What is Chemotherapy and how does it work

Chemotherapy treatment uses drugs to weaken and destroy cancer cells in the body. Chemotherapy, often shortened to just "chemo," is a systemic therapy, which means it affects the whole body by going through the bloodstream.

Cancer cells tend to grow and divide very quickly with no order or control. Because they are growing so fast, sometimes cancer cells break away from the original tumor and travel to other places in the body. Chemotherapy weakens and destroys cancer cells at the original tumor site and throughout the body. 2

Chemotherapy works well when it is used in combination of several chemotherapy drugs. It is usually administered orally or given intravenously to patients.

When treating early-stage cancer, it is fairly common for chemotherapy to be given after surgery, as soon as you recover. Doctors call this "adjuvant" chemotherapy because it's given in addition to surgery, which is considered the primary treatment.

In some cases, chemotherapy is given before surgery to shrink the cancer so that less tissue has to be removed. When chemotherapy is given before surgery, it's called "neoadjuvant" chemotherapy.

In many cases, chemotherapy medicines are given in combination, which means you get two or three different medicines at the same time.
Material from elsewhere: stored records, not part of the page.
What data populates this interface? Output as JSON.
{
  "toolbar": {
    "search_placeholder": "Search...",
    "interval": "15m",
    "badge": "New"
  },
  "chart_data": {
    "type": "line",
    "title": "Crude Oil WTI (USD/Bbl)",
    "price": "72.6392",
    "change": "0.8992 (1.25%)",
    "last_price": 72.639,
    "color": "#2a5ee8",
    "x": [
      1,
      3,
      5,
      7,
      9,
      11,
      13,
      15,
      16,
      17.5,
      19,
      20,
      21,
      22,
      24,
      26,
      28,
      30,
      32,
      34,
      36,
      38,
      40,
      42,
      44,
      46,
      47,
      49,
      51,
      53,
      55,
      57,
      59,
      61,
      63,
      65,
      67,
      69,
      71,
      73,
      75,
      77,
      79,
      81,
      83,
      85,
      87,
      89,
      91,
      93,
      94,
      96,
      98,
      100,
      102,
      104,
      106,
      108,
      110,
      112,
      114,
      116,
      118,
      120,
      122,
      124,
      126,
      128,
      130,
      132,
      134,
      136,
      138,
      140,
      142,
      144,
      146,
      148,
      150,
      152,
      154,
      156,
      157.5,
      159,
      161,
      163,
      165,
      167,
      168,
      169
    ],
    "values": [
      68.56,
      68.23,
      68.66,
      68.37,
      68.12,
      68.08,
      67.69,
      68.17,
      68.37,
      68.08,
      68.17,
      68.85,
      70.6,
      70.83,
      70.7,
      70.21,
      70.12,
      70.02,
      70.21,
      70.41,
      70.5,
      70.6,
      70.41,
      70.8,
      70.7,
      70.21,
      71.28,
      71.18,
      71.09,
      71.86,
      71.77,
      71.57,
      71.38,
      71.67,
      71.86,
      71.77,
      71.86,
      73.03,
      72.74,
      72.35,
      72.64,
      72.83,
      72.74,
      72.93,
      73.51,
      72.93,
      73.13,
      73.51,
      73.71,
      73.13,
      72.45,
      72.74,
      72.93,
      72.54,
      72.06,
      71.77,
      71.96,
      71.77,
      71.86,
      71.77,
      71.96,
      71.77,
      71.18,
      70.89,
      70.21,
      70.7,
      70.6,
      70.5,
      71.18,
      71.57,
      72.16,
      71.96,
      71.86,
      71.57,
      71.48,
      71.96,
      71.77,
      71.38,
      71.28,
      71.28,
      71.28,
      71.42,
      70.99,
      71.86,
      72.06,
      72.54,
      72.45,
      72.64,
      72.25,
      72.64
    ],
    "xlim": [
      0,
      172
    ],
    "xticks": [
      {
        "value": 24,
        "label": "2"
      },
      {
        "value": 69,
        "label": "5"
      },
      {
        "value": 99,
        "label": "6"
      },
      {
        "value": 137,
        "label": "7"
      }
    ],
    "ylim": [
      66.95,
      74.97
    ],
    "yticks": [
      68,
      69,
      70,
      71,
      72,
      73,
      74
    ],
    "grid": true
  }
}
These combinations are known as chemotherapy regimens.

Chemotherapy is used to treat many cancers. More than 100 chemotherapy drugs are used today — either alone or in combination with other drugs or treatments. As research continues, more drugs are expected to become available. These drugs vary widely in their chemical composition, how they are taken, their usefulness in treating specific forms of cancer, and their side effects. 3

[2 Source: Breast Cancer Organisation (US)]
[3 Source: American Cancer Society]

Targeted Therapy

What is Targeted Therapy and how does it work

Targeted cancer therapies are drugs or other substances that block the growth and spread of cancer by interfering with specific molecules involved in tumor growth and progression.

Targeted cancer therapies interfere with cancer cell division (proliferation) and spread in different ways. By blocking signals that tell cancer cells to grow and divide uncontrollably, targeted cancer therapies can help stop cancer progression and may induce cancer cell death.

Advantages of Targeted Therapy

Targeted cancer therapies give doctors a better way to tailor cancer treatment, especially when a target is present in some but not all tumors of a particular type, as is the case for HER-2. Eventually, treatments may be individualized based on the unique set of molecular targets produced by the patient’s tumor. Targeted cancer therapies also hold the promise of being more selective for cancer cells than normal cells, thus harming fewer normal cells, reducing side effects, and improving quality of life.